Set in a fictional Sydney suburb called Sarsaparilla sometime around 1950, Riders In The Chariot is about four radically different people who all have similar religious visions of a chariot in the sky. Mary Hare is a childlike woman who lives alone in her family’s crumbling mansion. Mordecai Himmelfarb is a literature professor who moved from Germany to Australia after surviving the Holocaust. Alf Dubbo is a half-Aboriginal painter. And Ruth Godbold is a deeply religious laundrywoman with an alcoholic husband and six children.
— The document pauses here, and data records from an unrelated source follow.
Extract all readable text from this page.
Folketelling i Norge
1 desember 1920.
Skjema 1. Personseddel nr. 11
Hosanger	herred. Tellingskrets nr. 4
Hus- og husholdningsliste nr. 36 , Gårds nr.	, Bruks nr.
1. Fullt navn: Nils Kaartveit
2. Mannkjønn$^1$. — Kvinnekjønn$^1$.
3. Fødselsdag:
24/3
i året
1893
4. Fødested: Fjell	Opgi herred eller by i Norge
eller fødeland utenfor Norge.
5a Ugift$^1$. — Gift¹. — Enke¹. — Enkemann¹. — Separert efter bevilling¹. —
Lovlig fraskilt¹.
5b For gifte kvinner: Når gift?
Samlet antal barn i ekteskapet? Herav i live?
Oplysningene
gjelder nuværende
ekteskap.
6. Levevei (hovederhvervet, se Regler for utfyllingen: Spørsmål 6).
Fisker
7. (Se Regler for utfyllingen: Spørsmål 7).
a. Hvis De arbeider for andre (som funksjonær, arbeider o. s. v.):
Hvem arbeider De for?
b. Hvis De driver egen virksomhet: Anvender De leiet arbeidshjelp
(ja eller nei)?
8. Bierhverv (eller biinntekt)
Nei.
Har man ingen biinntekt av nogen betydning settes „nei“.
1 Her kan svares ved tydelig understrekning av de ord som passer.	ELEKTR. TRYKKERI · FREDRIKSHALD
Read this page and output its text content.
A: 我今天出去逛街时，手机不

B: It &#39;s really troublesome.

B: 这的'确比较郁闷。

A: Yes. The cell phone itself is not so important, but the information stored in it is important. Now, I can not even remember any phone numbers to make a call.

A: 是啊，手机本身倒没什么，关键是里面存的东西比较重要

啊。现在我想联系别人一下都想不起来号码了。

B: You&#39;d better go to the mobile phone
Their lives intersect to various degrees, but for the most part this is a book about the solitary lives of four outcasts. The thing they all have in common, aside from the religious visions, is that they all live on the fringes of society. What’s never clear is whether they’re outsiders because of the visions, or if they’re having the visions because they’re outsiders. The book follows them until they discover that the others have the same visions.
Parts of this novel read like four separate smaller novels. It starts with the story of Mary’s lonely upbringing, and her antagonistic relationship with the housekeeper she hires to keep her company after her family dies. She meets Himmelfarb, who tells her about his upbringing in Germany, his job as an English professor, and how he survived the Holocaust. Alf Dubbo was raised by strict missionaries who tried to discourage his interest in painting. Ruth Godbold also had a strict religious upbringing, but unlike Dubbo, she’s a devout (but nonjudgmental) believer. They’ve all had difficult lives and are grappling with existential questions, but White seems more focused on their experiences than on any answers.
My research (okay, Wikipedia) tells me that the chariot in the book is the merkabah from the Book of Ezekiel. The chariot has four riders, each of which has four faces—a man, a lion, an ox (or a cherub) and an eagle. It’s tempting to assign each of the four protagonists to one of the faces. The book culminates in a startling event that’s at least superficially religious, but I can’t say much more without spoiling it.
But what I liked about the book is that the characters aren’t romanticized, and White doesn’t try to give any big answers. It would have been easy to turn them into martyrs or heroes, but White presents them as ordinary people. Even the religious visions (hallucinations?) are presented without analysis, barely even described. The chariot provides the book’s name and many of its themes, but it’s ultimately only a small part. Sometimes White lets us into the characters’ thoughts, and other times their motivations are left unexplained. The secondary characters are also described in vivid detail. They’re seen as judgmental, but they’re still fully developed, relatable people. This prevents the protagonists from being overly romanticized, because the people who think they’re crazy seem to have perfectly logical grounds for believing that.
There are parallels to The Vivisector, though this novel was published 12 years earlier. The parallel between Dubbo and Duffield, the two painters, is the most obvious. Mary Hare is similar to Duffield’s sister Rhoda. And the wealthy family who hire Ruth when she arrives in Sydney lives much the same lifestyle as the Courtneys. On the whole I found Rider In The Chariot less dense than The Vivisector, and I’d recommend reading this one first. The multiple intersecting stories keep it moving faster, and the it seems like White’s writing style wasn’t as complex as it later became.